A group of prominent researchers from Ethiopia, Rwanda, and the University of Michigan offer their collective thoughts in a viewpoint published recently in Annals of Global Health.
“Terminology describing global health activities has changed and expanded over past decades as our values in this space have changed. The term global health equity has increasingly appeared in the literature,” writes the team. “Some have argued that the term is simply a rebranding of global health to distance it from its colonial roots and power disparities. We argue here that adding the word equity is important, as our language has the power to shape our future discourse and actions.”
Authors include clinical associate professor of epidemiology Ella August and other colleagues from the School of Public Health, Center for Global Health Equity director Joseph Kolars, as well as Rex Wong and Abebe Bekele from the University of Global Health Equity in Rwanda, and Lia Tadesse, Ethiopia’s Minister of Health and an adjunct professor of obstetrics and gynecology at UMMS.
In-country partnerships—without any partners from high-income countries—are vital to advancing health in low-income countries and often provide insights that impact health in positive ways in high-income countries.
Collectively, the group has decades of experience building and maintaining equitable collaborations—the kinds of partnerships that too often are left out of any “global health” definition, they assert.

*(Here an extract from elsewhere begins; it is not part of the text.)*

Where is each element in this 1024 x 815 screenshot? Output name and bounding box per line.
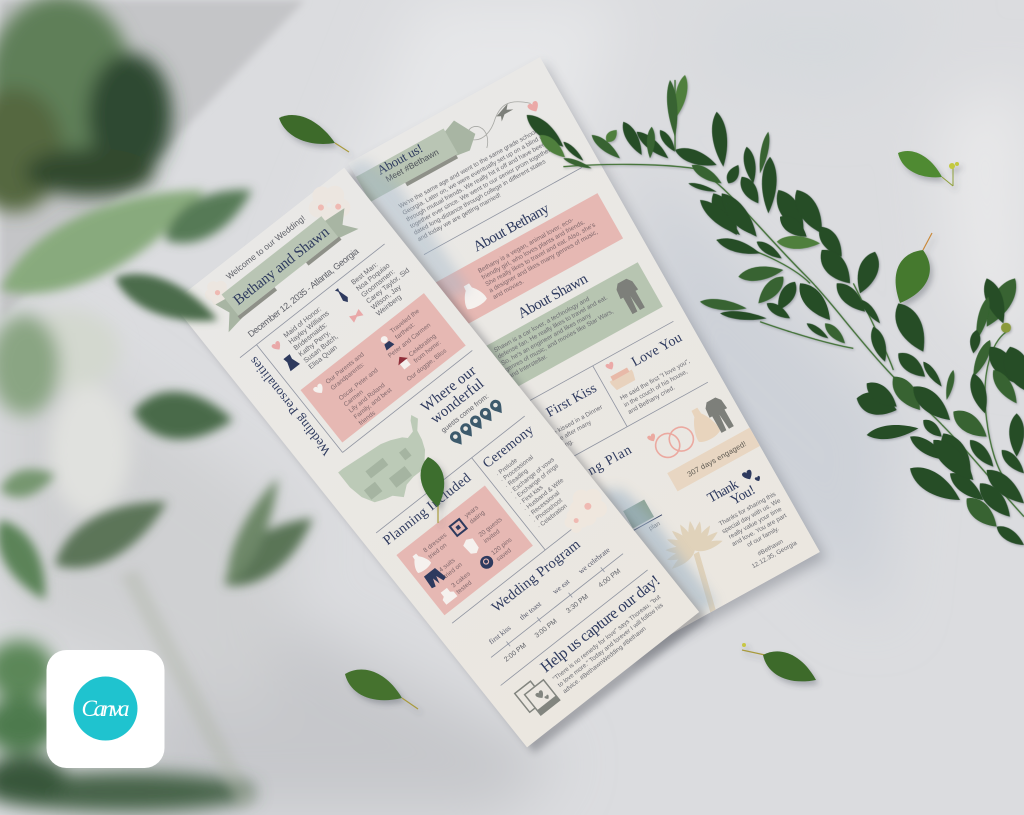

The group also emphasizes that in-country partnerships—without any partners from high-income countries—are vital to advancing health in low-income countries and often provide insights that impact health in positive ways in high-income countries. They note specifically their deviation from existing models that define global health partnerships as necessarily between low-income and high-income countries: “Such partnerships also involve collaborations within low-income countries and within high-income countries without the involvement of foreign actors.”
“In building our definition, we move beyond the sole focus on (health outcomes) to emphasize partnerships and processes,” they write. “Regardless of where the collaborators are from, engaging in partnerships that are equal in power and benefit, and equitable in sharing resources, is critical to the success of global health activities.”
Partnerships should be mutually beneficial, with equitable resource sharing and agreed-upon roles and responsibilities.
Their proposed definition focuses on three principles—partnership, process, and products (that is, health outcomes)—to comprise a holistic description and approach to global health equity. Partnerships should be mutually beneficial, with equitable resource sharing and agreed-upon roles and responsibilities. Built-in processes that ensure equity in areas like goal-setting and publication authorship are vital. Finally, the team notes that products to emerge from such foundational partnerships and processes are likely to be equitable by design.
“Although many existing definitions of global health mention one of the three, few mention them all, and their presence in our proposed definition reinforces the idea that global health equity requires all three to be in place,” they write. “Ultimately, a commitment to all three components of our definition is necessary to move toward health equity for all.”